Le tiers-monde peut être défini de deux manières : soit comme la troisième partie du globe la moins avancée, ce qui est déjà le cas avec notre retard sur les États-Unis et l’Asie de l’Est menée par la Chine, soit comme un pays pauvre en retard sur les pays industrialisés. À ce titre, plusieurs signaux sont très inquiétants. Les pays du tiers-monde se caractérisent par une inégalité économique très importante entre une minorité et le reste de la population. Ils se distinguent également par des problèmes éducatifs. Or, les derniers résultats de l’étude PISA montrent que nous baissons classement après classement. De plus, les pays du tiers-monde n’ont pas vécu la révolution industrielle, ce qui a conduit à un retard économique et technologique important. Sur ce point, on ne peut que constater que la France est très en retard par rapport aux dragons asiatiques, à la Chine ou encore aux États-Unis. Et on peut ajouter les pénuries d’énergie alors que nous ne sommes pas en temps de guerre ! Enfin, les pays du tiers-monde sont également caractérisés par une classe dirigeante davantage préoccupée par ses intérêts que par ceux de la population. Or, le décalage entre les élites françaises et le peuple n’a jamais semblé aussi flagrant.
Notre rayonnement et notre mode de vie sont aussi atteints et menacés. Le délabrement de notre capitale devient un sujet de moquerie pour les touristes. L’art de vivre à la française est menacé par la loi des gangs et des grands frères dans les territoires perdus de la République. Notre patrimoine n’est pas entretenu, quand il n’est pas bradé, tandis que notre culture est attaquée par les adeptes de la cancel culture.
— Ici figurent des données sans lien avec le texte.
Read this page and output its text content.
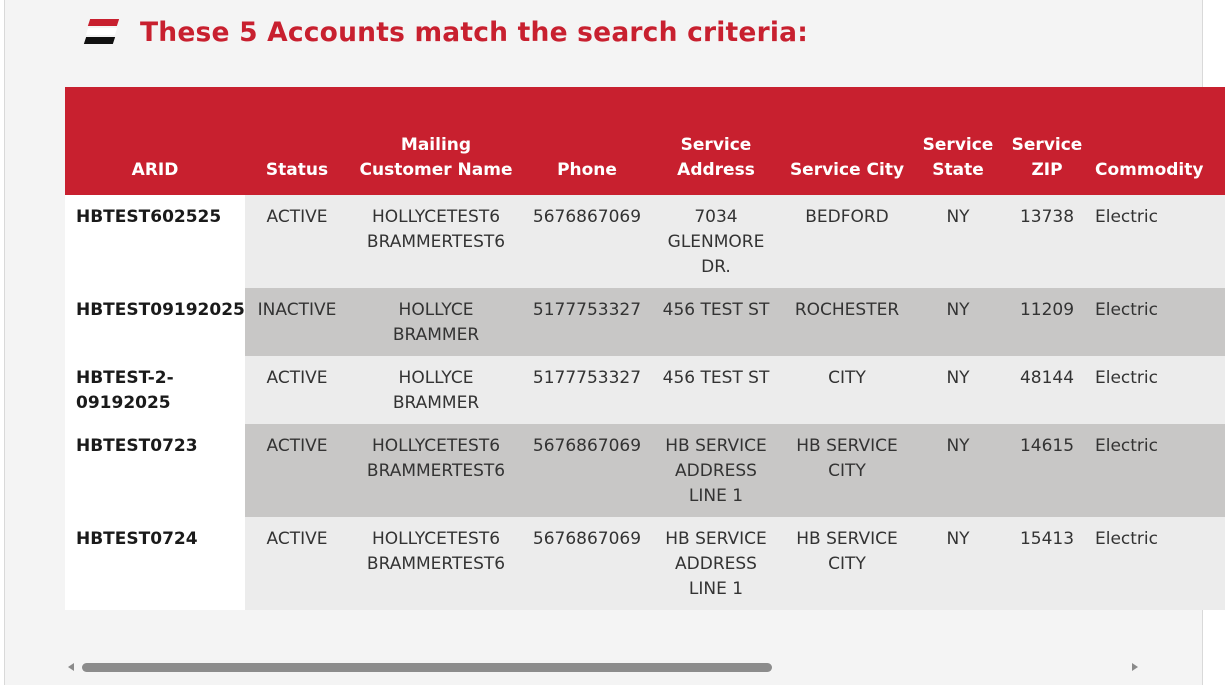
These 5 Accounts match the search criteria:
ARID	Status	Mailing Customer Name	Phone	Service Address	Service City	Service State	Service ZIP	Commodity
HBTEST602525	ACTIVE	HOLLYCETEST6 BRAMMERTEST6	5676867069	7034 GLENMORE DR.	BEDFORD	NY	13738	Electric
HBTEST09192025	INACTIVE	HOLLYCE BRAMMER	5177753327	456 TEST ST	ROCHESTER	NY	11209	Electric
HBTEST-2-09192025	ACTIVE	HOLLYCE BRAMMER	5177753327	456 TEST ST	CITY	NY	48144	Electric
HBTEST0723	ACTIVE	HOLLYCETEST6 BRAMMERTEST6	5676867069	HB SERVICE ADDRESS LINE 1	HB SERVICE CITY	NY	14615	Electric
HBTEST0724	ACTIVE	HOLLYCETEST6 BRAMMERTEST6	5676867069	HB SERVICE ADDRESS LINE 1	HB SERVICE CITY	NY	15413	Electric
Le fiasco du Stade de France a démontré que nous n’étions plus capables d’organiser les grands événements, ce qui n’augure rien de bon à l’aube des Jeux olympiques de 2024.
Ces différents signaux nous obligent à nous interroger : la France ne ressemble-t-elle pas plus à la description que l’on faisait des pays du tiers-monde il y a quelques décennies qu’à une grande puissance mondiale ? Faute de sursaut, elle pourrait effectivement apparaître comme un des pays du tiers-monde du XXIe siècle. Cependant, il reste un espoir. Notre histoire le montre : à chaque fois que notre pays s’est retrouvé dans les pires difficultés, s’est toujours levé un homme capable de nous redresser. Nous avons eu le cardinal de Richelieu, Louis XIV, Napoléon Bonaparte et dernièrement le général de Gaulle. Ainsi, il reste à espérer l’avènement d’un homme providentiel ou d’un sursaut collectif.